Future proxy statements and other relevant documents will be filed with the SEC
and made available to shareholders of Alliance for their consideration and vote.
At the time of filing, copies of the Proxy Statement and the SEC filings will be
available as public information at the SEC's web site, www.sec.gov.

Alliance Bancorp of New England, Inc. (AMEX:ANE) is the bank holding company for
Tolland Bank, a Connecticut-chartered savings bank with nine offices serving
central and eastern Connecticut, and a tenth office under construction in
Enfield, Connecticut.
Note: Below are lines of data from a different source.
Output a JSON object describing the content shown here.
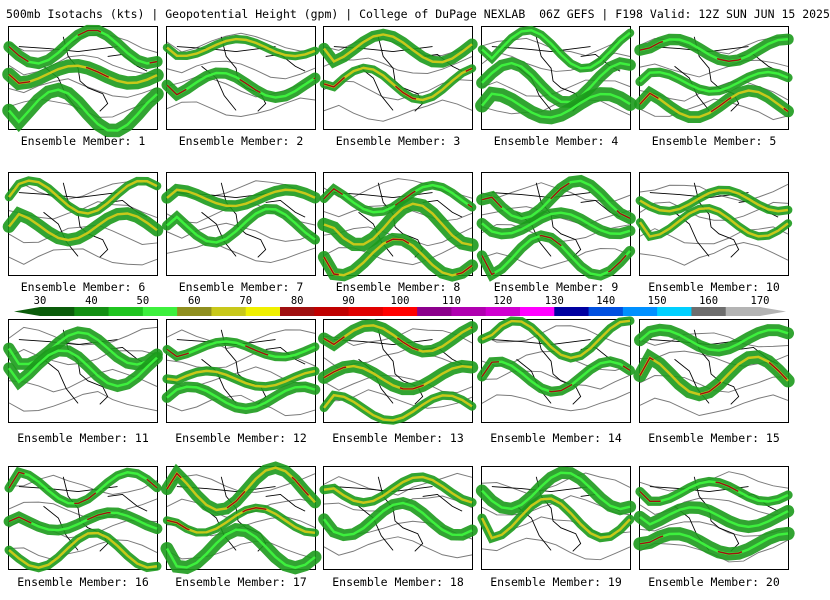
{
  "header": {
    "title": "500mb Isotachs (kts) | Geopotential Height (gpm) | College of DuPage NEXLAB  06Z GEFS | F198 Valid: 12Z SUN JUN 15 2025"
  },
  "members": [
    {
      "label": "Ensemble Member: 1"
    },
    {
      "label": "Ensemble Member: 2"
    },
    {
      "label": "Ensemble Member: 3"
    },
    {
      "label": "Ensemble Member: 4"
    },
    {
      "label": "Ensemble Member: 5"
    },
    {
      "label": "Ensemble Member: 6"
    },
    {
      "label": "Ensemble Member: 7"
    },
    {
      "label": "Ensemble Member: 8"
    },
    {
      "label": "Ensemble Member: 9"
    },
    {
      "label": "Ensemble Member: 10"
    },
    {
      "label": "Ensemble Member: 11"
    },
    {
      "label": "Ensemble Member: 12"
    },
    {
      "label": "Ensemble Member: 13"
    },
    {
      "label": "Ensemble Member: 14"
    },
    {
      "label": "Ensemble Member: 15"
    },
    {
      "label": "Ensemble Member: 16"
    },
    {
      "label": "Ensemble Member: 17"
    },
    {
      "label": "Ensemble Member: 18"
    },
    {
      "label": "Ensemble Member: 19"
    },
    {
      "label": "Ensemble Member: 20"
    }
  ],
  "colorbar": {
    "labels": [
      "30",
      "40",
      "50",
      "60",
      "70",
      "80",
      "90",
      "100",
      "110",
      "120",
      "130",
      "140",
      "150",
      "160",
      "170"
    ],
    "colors": [
      "#0b5c0b",
      "#138f13",
      "#1fc41f",
      "#3df03d",
      "#8f8f1f",
      "#c8c81a",
      "#f0f000",
      "#a01010",
      "#c00000",
      "#e00000",
      "#ff0000",
      "#8c008c",
      "#b000b0",
      "#d000d0",
      "#ff00ff",
      "#0000a0",
      "#0050e0",
      "#0090ff",
      "#00d0ff",
      "#6e6e6e",
      "#b4b4b4"
    ]
  }
}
Alliance builds community and shareholder value relying on
its fundamental strengths of convenience, superior marketing, customer service,
knowledge of its communities, and competitive products. (www.alliancebancorp.com
and www.tollandbank.com)

Statements in this press release regarding Alliance Bancorp of New England,
Inc.'s business that are not historical facts are "forward-looking statements"
that involve risks and uncertainties. For a discussion of such risks and
uncertainties, which could cause actual results to differ from those contained
in the forward-looking statement, see "Forward-Looking Statements" in the
Company's most recent Annual Report.